- Developer(s): Fugazo
- Publisher(s): Fugazo
- Platform(s): Microsoft Windows, WiiWare, macOS
- Release: WiiWare NA: December 20, 2010; PC NA: January 13, 2011;
- Genre(s): Puzzle/Shooter
- Mode(s): Single-player, multiplayer

= Frobot =

2010 video game

Frobot is a puzzle/shooting video game developed and published by American studio Fugazo for WiiWare as well as Windows. The word "Frobot" is a portmanteau of "afro" and "robot." The WiiWare version was released in North America on December 20, 2010 and the PC version was released on January 13, 2011.

A European version of the game was planned for WiiWare, but never released due to the shutdown of the WiiWare channel on January 30, 2019.

==Gameplay==
Players control the titular Frobot, a masculine robot who sports an afro and is equipped for combat. Frobot must rescue his five robot girlfriends from their demise upon their kidnapping. Gameplay involves solving puzzles and battling robots to navigate Frobot through levels set in a top-down perspective. In multiplayer mode, up to four players may fight one another as armed robots.

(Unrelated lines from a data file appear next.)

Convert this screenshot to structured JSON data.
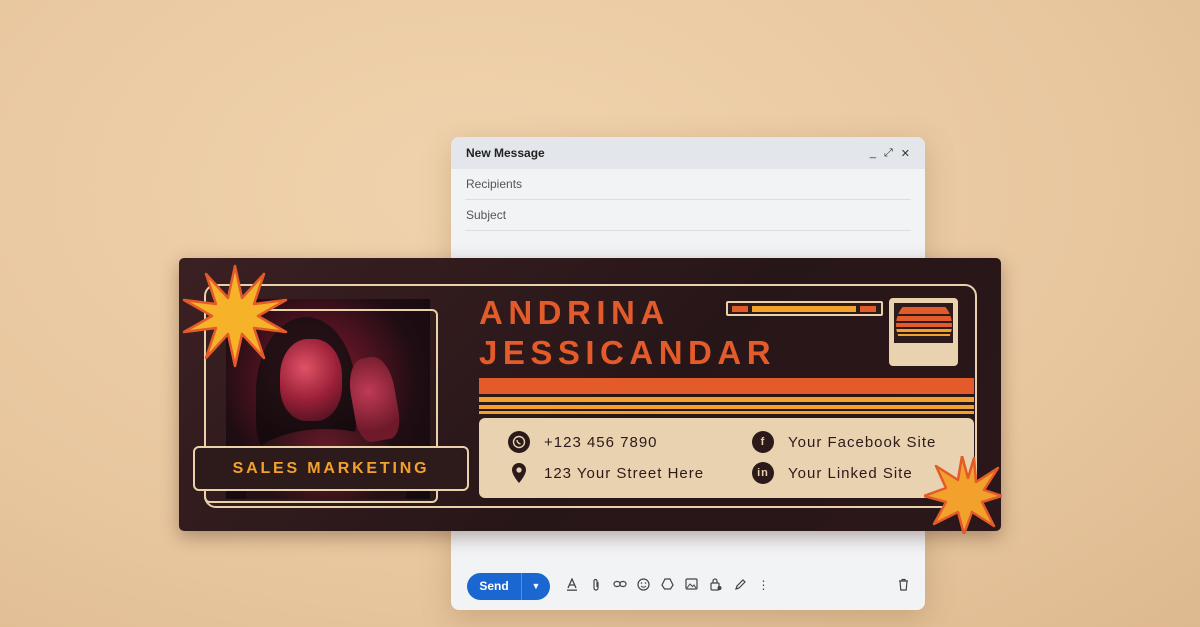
{
  "compose": {
    "title": "New Message",
    "controls": [
      "_",
      "⤢",
      "✕"
    ],
    "recipients_label": "Recipients",
    "subject_label": "Subject",
    "send_label": "Send"
  },
  "signature": {
    "first_name": "ANDRINA",
    "last_name": "JESSICANDAR",
    "job_title": "SALES MARKETING",
    "phone": "+123 456 7890",
    "address": "123 Your Street Here",
    "facebook": "Your Facebook Site",
    "linkedin": "Your Linked Site"
  },
  "colors": {
    "background": "#e9c9a1",
    "banner": "#2b1719",
    "accent_orange": "#e35b2a",
    "accent_gold": "#f2a22c",
    "cream": "#e8d2b0",
    "send_blue": "#1a67d2"
  },
  "icons": {
    "phone": "whatsapp-icon",
    "address": "location-pin-icon",
    "facebook": "facebook-icon",
    "linkedin": "linkedin-icon"
  }
}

In single-player mode, the player controls Frobot through different kinds of scenarios while confronting enemies and solving different kinds of puzzles. The game features five different types of environments, different kinds of weapons (such as energy blasts, missiles, etc.) and boss fights. As Frobot rescues his girlfriends he regains all of his powers: remote mines, quick dash, missiles, shield, and a disco ball. Frobot has one competitive multiplayer mode that lets four players battle each other using an assortment of weapons such as energy blasts, mines, missiles, and grenades. The game has 10 different maps with present special features such as destructible walls, moving platforms, and teleporters.

==Development==
According to the developer, the gameplay could perhaps be summarized if one "imagine[s] if Wii Tanks and The Legend of Zelda had a baby. The baby's name would be Frobot."